White Rock Lake’s Big Thicket building is showing her age, and not in the quaint, historically accurate kind of way.
Paint is peeling, wood is rotting, and walls are leaking. Members of For the Love of the Lake (FTLOTL) have held off destruction – they replaced the roof shingles, trim and a rotting pillar. But the 1930s era Civilian Conservation Corps structure needed an “Extreme Makeover.”
“We’ve been talking about doing some work on that building for years,” says FTLOTL president Kevin Felton.
Then, a few months ago, a White Rock Home Depot employee appeared on FTLOTL’s doorstep searching for community service projects for the company’s new Team Depot program.
Andy Watkins, one of the Team Depot coordinators at the store on Garland Road at Jupiter, says FTLOTL members immediately signed him up for their Adopt-a-Shoreline cleanup project and the slow-going building refurbishing.
“Next thing I knew, we owned T.P. Hill, and we’d taken on the Big Thicket,” says the Lakewood resident who grew up going to White Rock Lake.
The White Rock Home Depot has already donated $350 for supplies to start the Big Thicket work. The store also applied for a grant from Home Depot’s corporate office to expand the project. Watkins says he is also soliciting donations from the store’s suppliers.
Marci Novak, FTLOTL founder, says Home Depot employees made a lengthy list of repairs and upgrades – such as new lighting, a kitchen renovation and complete roof overhaul – that group members could never afford to do themselves.
“The scope of it has just increased exponentially. We’re trying to take it back to its original architectural style as much as possible without doing a million-dollar rehab,” she says. “This time, it’s got huge momentum; it’s definitely a ‘go’ this time.”
More than 20 Home Depot employees volunteered to participate in the project on their own time, Watkins says.
“We have a lot of skilled labor at Home Depot. We’re the perfect people to do the work,” he says. “They are itching to do it. They keep asking, ‘When are we going to start?’”

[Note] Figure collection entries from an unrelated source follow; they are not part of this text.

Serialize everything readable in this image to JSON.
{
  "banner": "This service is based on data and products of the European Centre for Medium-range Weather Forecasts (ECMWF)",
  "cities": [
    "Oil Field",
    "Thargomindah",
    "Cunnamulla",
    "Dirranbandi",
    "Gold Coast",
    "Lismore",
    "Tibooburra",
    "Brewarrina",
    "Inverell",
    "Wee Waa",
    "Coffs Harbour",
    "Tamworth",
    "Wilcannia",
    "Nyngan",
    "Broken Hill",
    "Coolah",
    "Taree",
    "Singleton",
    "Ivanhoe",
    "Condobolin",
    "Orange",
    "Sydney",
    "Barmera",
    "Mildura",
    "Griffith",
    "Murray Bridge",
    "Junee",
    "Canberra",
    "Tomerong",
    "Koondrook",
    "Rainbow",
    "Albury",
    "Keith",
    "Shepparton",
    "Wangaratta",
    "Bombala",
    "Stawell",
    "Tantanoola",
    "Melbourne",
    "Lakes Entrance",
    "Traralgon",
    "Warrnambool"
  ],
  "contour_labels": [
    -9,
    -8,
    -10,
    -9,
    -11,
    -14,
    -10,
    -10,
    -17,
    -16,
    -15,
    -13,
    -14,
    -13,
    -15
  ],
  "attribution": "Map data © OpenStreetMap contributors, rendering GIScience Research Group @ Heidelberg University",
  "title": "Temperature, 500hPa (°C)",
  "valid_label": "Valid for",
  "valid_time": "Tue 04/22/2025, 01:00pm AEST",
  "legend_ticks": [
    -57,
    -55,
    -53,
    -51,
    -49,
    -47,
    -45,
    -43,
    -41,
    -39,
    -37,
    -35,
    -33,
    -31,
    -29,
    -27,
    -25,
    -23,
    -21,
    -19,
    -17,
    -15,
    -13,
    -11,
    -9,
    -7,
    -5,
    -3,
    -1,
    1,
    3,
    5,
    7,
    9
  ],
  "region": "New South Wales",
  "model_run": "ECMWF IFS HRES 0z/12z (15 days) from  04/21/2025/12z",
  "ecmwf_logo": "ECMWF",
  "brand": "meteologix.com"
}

Homebuilder Joe Dann, who lives in Lakewood just blocks from the lake, says the Big Thicket’s condition requires immediate work to avoid further damage. Having the Home Depot team on board ensures quick success.
“I think we’ll make a lot of headway on it starting very soon,” he says. “This is a little gem of a building, and it will be great when it’s finished.”
Volunteers expect work to start this month and last through the summer. At one time, the Big Thicket served as a concession stand and bicycle rental shop. Now, the city rents the building to the public for events and weddings.
Uptown Exchange Club, which holds its Cash Fish Family Bass Tournament at the lake, also supports the project. The club has given some of the event’s proceeds to FTLOTL, Novak says, and asked that the group use the money on the Big Thicket, the base camp for their event.
Willis Winters, Dallas Park and Recreation Department assistant director, says the city also supports the renovation project. Officials hope to restore other Civilian Conservation Corps buildings at the lake and lure the National Association of Civilian Conservation Corps Alumni to the city for the public works program’s 75th anniversary in 2008.